My friend Harper says I’m bad at picking titles. I’m not offended, they’re right. If I could I’d title this piece Time Is the Thing a Body Moves Through but then I’d be plagiarising T. Fleischmann. I am 58 minutes into the audiobook that took that title away from me but I have realised now I will need to buy the physical copy. The thing is, I have no idea what the book is about. Intangibility confuses me. Things go right over my head unless I can feel them with my own hands. Without a copy to annotate, Time Is the Thing a Body Moves Through has been reduced to a soothing voice following me around on walks sometimes.
I think I had this whole thing wrong. It’s not about time, not at all. For months I’ve been beating myself up for my inaction even though my schedule was oh so free. Now I’m running around and yet here I am, present.

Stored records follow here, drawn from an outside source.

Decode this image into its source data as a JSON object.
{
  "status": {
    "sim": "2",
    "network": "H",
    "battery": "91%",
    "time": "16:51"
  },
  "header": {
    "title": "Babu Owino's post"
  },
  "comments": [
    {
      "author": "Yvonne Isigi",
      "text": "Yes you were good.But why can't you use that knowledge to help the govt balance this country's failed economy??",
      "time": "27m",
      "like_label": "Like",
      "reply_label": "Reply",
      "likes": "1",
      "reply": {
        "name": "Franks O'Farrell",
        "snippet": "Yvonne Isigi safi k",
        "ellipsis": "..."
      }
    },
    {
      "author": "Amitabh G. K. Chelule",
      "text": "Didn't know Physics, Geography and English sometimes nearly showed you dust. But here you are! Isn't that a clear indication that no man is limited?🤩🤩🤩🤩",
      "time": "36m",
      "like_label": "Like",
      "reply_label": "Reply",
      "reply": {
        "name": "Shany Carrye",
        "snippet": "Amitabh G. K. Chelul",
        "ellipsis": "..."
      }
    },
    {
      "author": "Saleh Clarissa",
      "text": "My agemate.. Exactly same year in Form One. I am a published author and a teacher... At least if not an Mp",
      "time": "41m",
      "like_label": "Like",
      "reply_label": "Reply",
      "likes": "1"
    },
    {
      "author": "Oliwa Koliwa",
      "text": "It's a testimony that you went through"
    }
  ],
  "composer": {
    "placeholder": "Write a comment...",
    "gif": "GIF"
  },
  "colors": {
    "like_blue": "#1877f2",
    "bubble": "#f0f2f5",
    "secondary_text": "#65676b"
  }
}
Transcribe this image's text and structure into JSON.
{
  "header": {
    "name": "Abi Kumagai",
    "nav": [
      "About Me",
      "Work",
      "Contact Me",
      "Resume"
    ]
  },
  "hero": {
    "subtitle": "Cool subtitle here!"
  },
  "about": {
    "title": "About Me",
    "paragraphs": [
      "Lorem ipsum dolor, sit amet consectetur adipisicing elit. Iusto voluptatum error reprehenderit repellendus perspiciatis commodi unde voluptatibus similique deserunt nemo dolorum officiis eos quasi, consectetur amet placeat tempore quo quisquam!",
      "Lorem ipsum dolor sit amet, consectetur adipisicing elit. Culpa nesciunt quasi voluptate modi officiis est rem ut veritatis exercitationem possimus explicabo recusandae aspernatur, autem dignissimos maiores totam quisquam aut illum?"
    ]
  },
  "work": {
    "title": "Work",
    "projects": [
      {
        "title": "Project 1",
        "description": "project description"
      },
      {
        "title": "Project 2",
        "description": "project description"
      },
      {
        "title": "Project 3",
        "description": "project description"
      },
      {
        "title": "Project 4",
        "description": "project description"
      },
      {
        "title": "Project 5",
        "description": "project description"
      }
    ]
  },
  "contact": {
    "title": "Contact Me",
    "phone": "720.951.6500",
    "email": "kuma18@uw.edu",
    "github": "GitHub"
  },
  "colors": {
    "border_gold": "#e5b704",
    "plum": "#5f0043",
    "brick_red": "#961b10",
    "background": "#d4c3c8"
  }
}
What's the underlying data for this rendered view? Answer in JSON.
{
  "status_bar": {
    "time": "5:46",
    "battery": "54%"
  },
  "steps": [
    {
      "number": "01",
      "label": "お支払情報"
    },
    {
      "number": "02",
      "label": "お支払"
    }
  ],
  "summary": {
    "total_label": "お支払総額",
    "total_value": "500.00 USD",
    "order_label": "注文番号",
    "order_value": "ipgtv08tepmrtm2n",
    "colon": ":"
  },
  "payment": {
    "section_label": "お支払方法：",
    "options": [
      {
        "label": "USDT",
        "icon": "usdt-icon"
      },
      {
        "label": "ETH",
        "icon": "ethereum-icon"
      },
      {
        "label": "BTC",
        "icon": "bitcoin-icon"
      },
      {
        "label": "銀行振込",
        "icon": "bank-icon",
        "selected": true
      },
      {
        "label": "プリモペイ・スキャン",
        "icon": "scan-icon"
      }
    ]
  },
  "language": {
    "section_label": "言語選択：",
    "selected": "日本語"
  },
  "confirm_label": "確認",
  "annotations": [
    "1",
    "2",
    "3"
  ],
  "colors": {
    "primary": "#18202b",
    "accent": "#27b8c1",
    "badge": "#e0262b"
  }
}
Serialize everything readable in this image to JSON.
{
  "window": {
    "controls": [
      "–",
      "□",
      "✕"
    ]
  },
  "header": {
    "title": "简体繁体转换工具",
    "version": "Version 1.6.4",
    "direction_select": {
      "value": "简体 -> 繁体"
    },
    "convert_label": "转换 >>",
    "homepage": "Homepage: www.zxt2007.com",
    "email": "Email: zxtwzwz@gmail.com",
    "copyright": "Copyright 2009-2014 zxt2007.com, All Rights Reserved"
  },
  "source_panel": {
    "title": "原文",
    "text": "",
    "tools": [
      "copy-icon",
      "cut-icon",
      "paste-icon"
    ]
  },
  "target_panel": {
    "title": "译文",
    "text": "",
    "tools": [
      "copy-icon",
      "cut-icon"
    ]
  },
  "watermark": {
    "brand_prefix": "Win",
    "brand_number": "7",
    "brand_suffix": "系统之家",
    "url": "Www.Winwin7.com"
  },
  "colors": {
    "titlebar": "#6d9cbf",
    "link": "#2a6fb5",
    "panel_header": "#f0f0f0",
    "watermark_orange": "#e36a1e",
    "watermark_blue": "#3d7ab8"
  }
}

If anyone has made it this far into the text I appreciate you. Message me or comment a clock emoji or something so I know this has been witnessed. I’ll let you do something else now. To finish off I’d like to dedicate this newsletter to the guy who said he’d let me publish his book if I published mine. I’ll make you a deal: for every five pages you send me, I’ll send twenty back. I hear you when you say you’re going through it and don’t have the time. But don’t get it twisted, the best place in the world is here and now.
My friend Alex made the valid point that this section was much more impersonal than the rest. I asked him to make notes so I could improve the piece but then I decided to post as is — I have a tendency to completely discard pieces if I don’t act on the impulse to post. I agree it’s more impersonal, but I can see why that was my impulse. 1) Contrary to popular belief, I do not want to share much of lives that are not my own. 2) I did not form many meaningful attachments with the revolving door of people who lived in that apartment and I believe that is accurately represented in the piece.
Don’t quote me on this because I didn’t fact-check.